Effects of various surfactants on the transport of rhodamine123, a P-glycoprotein (P-gp) substrate, across the isolated rat intestinal membranes were examined by an in vitro diffusion chamber system. The jejunal serosal-to-mucosal transport (Jsm) of rhodamine123 was more than threefold greater than its mucosal-toserosal transport (Jms), suggesting that the net movement of rhodamine123 across the rat jejunum was preferentially secretory direction. There exists a regional difference in the intestinal transport of rhodamine123 and the secretory directed transport was remarkably observed in the jejunum.
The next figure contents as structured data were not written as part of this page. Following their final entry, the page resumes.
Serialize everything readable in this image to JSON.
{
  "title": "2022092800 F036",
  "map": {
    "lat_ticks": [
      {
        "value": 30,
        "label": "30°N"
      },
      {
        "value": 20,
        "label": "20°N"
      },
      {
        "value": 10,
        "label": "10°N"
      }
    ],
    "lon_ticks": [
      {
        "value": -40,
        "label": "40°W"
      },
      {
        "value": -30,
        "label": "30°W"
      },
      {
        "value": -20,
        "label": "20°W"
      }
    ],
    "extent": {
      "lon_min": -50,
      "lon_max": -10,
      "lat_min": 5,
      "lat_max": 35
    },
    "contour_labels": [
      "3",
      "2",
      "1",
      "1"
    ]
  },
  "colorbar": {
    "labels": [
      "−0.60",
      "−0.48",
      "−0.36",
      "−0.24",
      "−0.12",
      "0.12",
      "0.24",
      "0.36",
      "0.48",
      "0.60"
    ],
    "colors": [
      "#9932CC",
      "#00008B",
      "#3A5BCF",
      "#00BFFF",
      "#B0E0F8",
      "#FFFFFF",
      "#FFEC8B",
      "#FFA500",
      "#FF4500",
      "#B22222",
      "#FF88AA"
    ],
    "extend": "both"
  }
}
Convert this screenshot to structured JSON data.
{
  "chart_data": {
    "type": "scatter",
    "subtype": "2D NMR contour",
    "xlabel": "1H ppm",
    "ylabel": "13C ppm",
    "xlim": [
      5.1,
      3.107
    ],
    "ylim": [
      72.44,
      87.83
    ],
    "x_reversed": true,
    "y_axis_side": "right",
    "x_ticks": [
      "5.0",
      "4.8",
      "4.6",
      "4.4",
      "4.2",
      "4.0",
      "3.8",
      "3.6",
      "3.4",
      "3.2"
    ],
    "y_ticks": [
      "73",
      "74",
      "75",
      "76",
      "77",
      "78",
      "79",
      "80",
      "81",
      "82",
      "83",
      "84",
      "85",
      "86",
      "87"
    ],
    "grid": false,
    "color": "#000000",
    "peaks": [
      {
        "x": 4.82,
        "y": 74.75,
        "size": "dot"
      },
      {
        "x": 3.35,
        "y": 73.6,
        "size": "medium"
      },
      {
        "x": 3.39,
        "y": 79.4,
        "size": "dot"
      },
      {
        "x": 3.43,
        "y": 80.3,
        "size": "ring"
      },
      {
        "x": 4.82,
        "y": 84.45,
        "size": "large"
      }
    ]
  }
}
The Jsm/Jms ratio of rhodamine123 decreased in the presence of 0.3 mM verapamil and 10 mM sodium azide (NaN 3 ) þ 1 mM sodium fluoride (NaF), confirming that rhodamine123 might be secreted from the intestinal tissue into the lumen by a P-gp-mediated efflux system. Nonionic surfactants [0.1% Cremophor EL, Tween 80 and n-dodecyl-b-D-maltopyranoside (LM)] reduced the Jsm/ Jms ratio of rhodamine123, whereas its ratio was not influenced in the presence of 0.1% cationic surfactant (hexadecyltrimethylammonium bromide, C 16 TAB) and anionic surfactant (sodium dodecyl sulfate, SDS). Therefore, these findings suggested that charge of surfactants was possibly related to the action of these surfactants on the intestinal absorption of P-gp substrates. On the other hand, the transfer of rhodamine123 was not affected by the addition of Cremophor EL to the serosal side. Because the c.m.c. of Cremophor EL is 0.0095 w/v%, interactions between rhodamine123 and the micellar form of Cremophor EL may decrease the P-gp-mediated efflux of rhodamine123 at higher concentrations. In the kinetic analysis, the V max value (nmol/min/g wet tissue) of rhodamine123 decreased, although the K m value (mM) was constant in the presence of Cremophor EL. Therefore, Cremophor EL inhibited the efflux transport of rhodamine123 in a noncompetitive manner. Cremophor EL did not affect the transport of [ 14 C]Gly-Sar and [ 3 H]3-O-methyl-D-glucose, suggesting that the action of Cremophor EL might be P-gp specific. These findings indicated that nonionic surfactants including Cremophor EL and Tween 80 may be useful pharmaceutical excipients for inhibiting the function of P-gp, thereby increasing the intestinal absorption of various drugs, which are secreted by a P-gp-mediated efflux system in the intestine.